Man, if folks are having a hard time finding something just let Farm Press readers know about it.

Take fruitcakes, for instance. As some of you will recall, a few months back I lamented the fact that good fruitcakes are just hard to come by these days, what with all the negative press and so on. Well I discovered that I'm not alone. I suspect millions of closet fruitcake connoisseurs feel similar frustrations. And many responded. One even sent a fruitcake. I ate it. It was delicious.

A good number of Texas folk recommended the Collin Street Bakery in Corsicana as an ideal place to order fruitcakes. As a mater of fact, the cake I received in the mail was baked at that location. It was the “Supreme” model, as I recall. I consumed it too rapidly to allow for proper pre-treatment with a good cheap red wine, but it was, nonetheless, quite nice. I ate the whole thing.

Other readers also recommended Collin Street Bakery, but, regrettably, none sent samples.

Jack Dubose of Gonzalez, Texas, wrote: “I read 15 Jan. weird appetite story and wondered why you had not heard of Collin Street Bakery in Corsicana, Texas, and its Deluxe Fruitcake, made since 1896.”

“The next time you are over here, I am going to take you to Mary of Puddin Hill so you can stock up on fruitcakes. As far as fruitcakes go, they makesome of the best.”

That's from Jim Swart, an IPM agent in Commerce, Texas.

Jim Sullins, a California fruitcake eater, responded at length: “Ron, Being at an even greater risk perhaps than yourself by admitting a fondness for fruitcake, especially being in California, which is continually held up as the ‘fruitcake’ capital, I have to thank you for your article.

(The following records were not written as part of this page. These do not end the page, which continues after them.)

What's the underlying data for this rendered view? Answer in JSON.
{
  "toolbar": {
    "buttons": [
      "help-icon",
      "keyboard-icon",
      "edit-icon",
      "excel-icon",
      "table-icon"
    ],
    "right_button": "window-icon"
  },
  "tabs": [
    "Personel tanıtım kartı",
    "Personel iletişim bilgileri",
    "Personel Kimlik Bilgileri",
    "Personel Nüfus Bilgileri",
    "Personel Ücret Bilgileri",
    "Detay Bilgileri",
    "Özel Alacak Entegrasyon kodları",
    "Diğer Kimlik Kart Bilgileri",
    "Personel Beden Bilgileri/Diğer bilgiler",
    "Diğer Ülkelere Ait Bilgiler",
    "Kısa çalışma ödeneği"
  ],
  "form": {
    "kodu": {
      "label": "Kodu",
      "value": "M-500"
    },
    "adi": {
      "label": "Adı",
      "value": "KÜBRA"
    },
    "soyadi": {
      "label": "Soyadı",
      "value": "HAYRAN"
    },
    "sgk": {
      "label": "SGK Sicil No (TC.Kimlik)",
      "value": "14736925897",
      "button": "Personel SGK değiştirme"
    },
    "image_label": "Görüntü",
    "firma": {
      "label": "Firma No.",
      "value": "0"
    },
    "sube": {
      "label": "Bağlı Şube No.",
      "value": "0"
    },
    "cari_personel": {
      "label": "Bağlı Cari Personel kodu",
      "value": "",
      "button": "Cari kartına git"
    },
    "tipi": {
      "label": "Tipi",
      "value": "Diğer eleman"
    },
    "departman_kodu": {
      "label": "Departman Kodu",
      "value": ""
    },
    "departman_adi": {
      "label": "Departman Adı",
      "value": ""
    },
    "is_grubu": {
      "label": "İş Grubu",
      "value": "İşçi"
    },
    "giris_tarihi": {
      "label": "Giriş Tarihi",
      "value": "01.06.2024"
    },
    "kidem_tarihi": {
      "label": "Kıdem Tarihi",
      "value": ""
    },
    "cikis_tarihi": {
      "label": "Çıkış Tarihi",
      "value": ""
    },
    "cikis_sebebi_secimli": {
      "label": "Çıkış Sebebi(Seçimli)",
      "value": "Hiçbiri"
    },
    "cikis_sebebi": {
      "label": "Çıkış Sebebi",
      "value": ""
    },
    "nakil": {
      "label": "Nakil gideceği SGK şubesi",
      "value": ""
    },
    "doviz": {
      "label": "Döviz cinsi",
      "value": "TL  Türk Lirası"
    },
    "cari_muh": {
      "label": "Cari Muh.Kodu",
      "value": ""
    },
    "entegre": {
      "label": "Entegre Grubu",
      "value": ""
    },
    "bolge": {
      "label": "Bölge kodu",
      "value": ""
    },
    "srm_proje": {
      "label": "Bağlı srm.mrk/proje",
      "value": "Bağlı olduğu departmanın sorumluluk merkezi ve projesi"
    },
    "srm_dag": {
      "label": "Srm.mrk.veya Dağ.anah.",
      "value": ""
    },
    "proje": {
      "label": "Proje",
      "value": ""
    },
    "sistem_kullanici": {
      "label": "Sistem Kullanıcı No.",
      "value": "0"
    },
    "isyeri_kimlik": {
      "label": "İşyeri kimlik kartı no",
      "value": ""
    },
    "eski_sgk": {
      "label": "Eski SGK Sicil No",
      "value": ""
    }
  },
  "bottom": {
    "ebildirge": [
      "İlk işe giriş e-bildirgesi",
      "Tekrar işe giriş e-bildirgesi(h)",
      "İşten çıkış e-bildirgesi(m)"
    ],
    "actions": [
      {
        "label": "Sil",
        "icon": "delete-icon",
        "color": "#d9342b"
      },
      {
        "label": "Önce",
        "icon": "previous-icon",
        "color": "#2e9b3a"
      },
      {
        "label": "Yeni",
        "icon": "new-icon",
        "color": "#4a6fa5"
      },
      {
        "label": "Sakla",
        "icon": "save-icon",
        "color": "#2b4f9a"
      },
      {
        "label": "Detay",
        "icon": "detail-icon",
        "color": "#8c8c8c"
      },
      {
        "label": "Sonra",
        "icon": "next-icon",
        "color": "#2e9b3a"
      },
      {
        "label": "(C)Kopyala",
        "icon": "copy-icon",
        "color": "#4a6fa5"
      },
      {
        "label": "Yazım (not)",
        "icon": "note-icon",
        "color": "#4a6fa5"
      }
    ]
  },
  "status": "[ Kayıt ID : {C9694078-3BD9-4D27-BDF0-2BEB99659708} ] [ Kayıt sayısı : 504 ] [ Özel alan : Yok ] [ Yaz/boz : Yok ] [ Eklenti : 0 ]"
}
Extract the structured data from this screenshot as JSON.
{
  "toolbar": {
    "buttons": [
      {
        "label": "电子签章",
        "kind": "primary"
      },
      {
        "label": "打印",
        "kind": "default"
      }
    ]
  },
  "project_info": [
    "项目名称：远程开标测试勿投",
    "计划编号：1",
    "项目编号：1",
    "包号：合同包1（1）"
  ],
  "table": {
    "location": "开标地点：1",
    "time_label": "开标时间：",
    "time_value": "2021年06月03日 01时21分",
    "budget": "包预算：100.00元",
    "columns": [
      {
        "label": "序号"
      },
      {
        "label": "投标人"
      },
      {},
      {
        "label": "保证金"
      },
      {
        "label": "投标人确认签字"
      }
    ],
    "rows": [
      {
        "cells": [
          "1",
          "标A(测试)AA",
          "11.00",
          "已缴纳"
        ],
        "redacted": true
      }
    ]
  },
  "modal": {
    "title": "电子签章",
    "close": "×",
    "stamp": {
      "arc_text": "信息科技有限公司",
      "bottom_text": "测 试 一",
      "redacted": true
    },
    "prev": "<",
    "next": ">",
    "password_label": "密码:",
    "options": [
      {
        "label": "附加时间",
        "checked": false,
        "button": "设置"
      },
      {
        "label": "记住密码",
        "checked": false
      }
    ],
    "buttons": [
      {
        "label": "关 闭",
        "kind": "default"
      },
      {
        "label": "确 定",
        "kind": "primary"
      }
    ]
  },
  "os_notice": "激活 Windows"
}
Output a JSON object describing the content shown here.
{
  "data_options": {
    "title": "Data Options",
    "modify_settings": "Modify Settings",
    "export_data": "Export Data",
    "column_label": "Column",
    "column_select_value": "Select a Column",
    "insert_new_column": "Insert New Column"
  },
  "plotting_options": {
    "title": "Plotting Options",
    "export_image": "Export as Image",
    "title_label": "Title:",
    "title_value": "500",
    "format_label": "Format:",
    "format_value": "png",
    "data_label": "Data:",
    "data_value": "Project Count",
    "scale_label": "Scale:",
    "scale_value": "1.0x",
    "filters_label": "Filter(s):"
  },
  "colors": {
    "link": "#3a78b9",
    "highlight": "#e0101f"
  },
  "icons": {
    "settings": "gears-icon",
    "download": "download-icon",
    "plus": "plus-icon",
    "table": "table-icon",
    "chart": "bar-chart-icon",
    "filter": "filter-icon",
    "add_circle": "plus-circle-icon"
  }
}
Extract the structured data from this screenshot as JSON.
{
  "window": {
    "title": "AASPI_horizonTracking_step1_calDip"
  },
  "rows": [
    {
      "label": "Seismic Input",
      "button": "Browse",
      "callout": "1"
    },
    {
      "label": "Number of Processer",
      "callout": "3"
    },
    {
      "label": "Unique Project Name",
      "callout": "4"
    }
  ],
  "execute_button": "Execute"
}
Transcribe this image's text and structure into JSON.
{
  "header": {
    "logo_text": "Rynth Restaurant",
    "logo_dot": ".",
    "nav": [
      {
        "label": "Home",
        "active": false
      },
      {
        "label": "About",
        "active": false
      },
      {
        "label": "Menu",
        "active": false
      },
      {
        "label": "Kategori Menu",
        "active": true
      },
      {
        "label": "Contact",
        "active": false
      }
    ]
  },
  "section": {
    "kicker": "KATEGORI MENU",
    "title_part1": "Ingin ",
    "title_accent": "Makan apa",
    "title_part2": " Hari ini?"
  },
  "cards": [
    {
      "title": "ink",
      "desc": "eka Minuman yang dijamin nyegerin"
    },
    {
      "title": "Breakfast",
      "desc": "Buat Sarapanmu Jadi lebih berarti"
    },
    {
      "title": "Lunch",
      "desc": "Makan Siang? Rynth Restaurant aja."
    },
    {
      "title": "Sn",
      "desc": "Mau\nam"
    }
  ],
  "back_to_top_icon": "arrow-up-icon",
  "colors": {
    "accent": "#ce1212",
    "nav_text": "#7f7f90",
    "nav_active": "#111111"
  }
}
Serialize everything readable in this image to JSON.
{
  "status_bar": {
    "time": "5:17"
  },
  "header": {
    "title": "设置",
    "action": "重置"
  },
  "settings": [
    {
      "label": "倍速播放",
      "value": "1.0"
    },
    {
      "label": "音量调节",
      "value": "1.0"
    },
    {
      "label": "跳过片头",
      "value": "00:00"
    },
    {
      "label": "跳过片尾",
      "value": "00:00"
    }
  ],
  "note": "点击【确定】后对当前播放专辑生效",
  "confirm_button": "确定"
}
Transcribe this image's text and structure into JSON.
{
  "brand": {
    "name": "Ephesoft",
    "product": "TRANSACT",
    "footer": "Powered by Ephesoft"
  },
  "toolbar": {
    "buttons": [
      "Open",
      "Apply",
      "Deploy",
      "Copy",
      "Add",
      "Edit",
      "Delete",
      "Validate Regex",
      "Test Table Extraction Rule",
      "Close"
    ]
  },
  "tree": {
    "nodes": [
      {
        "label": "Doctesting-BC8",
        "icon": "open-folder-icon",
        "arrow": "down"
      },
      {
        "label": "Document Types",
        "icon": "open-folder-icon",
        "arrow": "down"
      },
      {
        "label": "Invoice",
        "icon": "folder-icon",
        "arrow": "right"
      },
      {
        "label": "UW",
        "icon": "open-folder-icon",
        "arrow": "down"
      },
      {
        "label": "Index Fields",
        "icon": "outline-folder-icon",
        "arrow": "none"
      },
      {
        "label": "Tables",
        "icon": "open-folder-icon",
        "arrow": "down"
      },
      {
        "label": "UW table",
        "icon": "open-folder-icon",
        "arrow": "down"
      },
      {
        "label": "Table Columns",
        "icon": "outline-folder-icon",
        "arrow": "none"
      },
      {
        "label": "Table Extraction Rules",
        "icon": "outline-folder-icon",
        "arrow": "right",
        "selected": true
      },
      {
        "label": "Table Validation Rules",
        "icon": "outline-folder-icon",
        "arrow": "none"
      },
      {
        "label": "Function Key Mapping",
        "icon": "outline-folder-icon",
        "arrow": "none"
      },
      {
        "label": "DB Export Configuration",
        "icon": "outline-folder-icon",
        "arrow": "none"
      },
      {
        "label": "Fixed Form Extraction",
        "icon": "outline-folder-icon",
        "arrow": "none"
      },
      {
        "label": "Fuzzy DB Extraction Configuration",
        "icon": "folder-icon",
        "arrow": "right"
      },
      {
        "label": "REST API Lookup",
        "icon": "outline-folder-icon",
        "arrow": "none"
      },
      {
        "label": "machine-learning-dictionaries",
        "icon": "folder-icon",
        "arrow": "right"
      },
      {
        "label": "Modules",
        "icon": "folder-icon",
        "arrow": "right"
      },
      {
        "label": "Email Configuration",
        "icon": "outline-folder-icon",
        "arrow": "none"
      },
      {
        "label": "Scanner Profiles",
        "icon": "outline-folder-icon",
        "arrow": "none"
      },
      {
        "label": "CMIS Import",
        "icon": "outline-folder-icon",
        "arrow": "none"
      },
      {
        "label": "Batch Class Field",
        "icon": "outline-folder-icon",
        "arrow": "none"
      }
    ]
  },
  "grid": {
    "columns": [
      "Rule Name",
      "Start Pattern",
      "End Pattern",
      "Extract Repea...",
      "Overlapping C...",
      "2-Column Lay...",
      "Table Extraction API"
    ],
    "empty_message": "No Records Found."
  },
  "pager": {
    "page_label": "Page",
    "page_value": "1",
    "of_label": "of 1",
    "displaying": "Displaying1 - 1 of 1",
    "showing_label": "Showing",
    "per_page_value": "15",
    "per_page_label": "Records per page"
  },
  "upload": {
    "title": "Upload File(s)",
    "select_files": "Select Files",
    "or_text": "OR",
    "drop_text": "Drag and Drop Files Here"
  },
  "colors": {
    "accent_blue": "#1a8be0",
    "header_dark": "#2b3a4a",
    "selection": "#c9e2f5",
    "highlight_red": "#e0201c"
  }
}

“I suppose I have been slightly sheltered from the implications of fruitcake and although not completely unaware, I have been at least somewhat naive. This is probably due to my upbringing in a home where anything that did not move, could and should be considered food. (Eeeeewww. Editor's note.)

“Nevertheless, this holiday season, being the first in our new neighborhood, I was caught quite by surprise when on Christmas Eve one neighbor after another started showing up bearing little gifts of foods and treats. Not to be known as the only Scrooge on the block, at 5:00PM on Christmas Eve, here I went to find what may remain, and behold Hickory Farms had fruitcakes, lots of fruitcakes.

“The looks on my neighbors faces as I delivered fruitcakes was interesting to say the least. Of course as I returned home and sat down to the TV between bowl games, what is aired, a special on ‘Why Fruitcakes are Hated.’”

Another farm journalist, Joe Bryant, retired now, wrote from Branson, Missouri: “Ron, I always knew we had a lot in common…even to often being recognized as ‘Nutty as a‥…’ I know just how you feel…and so eloquently expressed in your column. I too, love fruitcake. My all-time favorite is the Claxton fruitcake, although the Collin Street Bakery in Corsicana also makes a great one.”

Virginia Burton also emerged from the closet. “Dear Mr. Smith, I receive the SW Farm Press publication and was impressed by your recent article described above. Since I too, am a fruitcake lover I felt compelled to share with you what I am confident is the best fruitcake available. Here is the information for attaining this special fruitcake. It is the Deluxe one baked by the Collin Street Bakery located in Corsicana, Texas”

And it's not just fruitcakes. Remember I also whined about not being able to find a decent barbershop anymore. You know, one without that awful smell of ladies' perms assaulting your nostrils.

Mrs. Lyndon Solomon, spelled just like King Solomon, she says, called from Colorado City, Texas, to let me know that the town has two working barbershops, complete with candy-striped barber poles.

She said next time I get a bit fuzzy on the back of the neck I need to just drive over and get me a good old-fashioned haircut. She also said if I'd let her know in time she might fix up a pecan pie. She and her husband have been in the pecan business for 27 years, following a long stretch raising cotton, grain and cattle. They are retiring this spring and plan to head out in their RV to see a bit of the world.

I suspect I might take Mrs. Solomon up on her offer, next time I need a trim and a pecan pie. And if she needs to know where to pick up a fruitcake on her way out of the state, I can help her out.

And thanks to all of you for responding to my whines. My wife thanks you, too.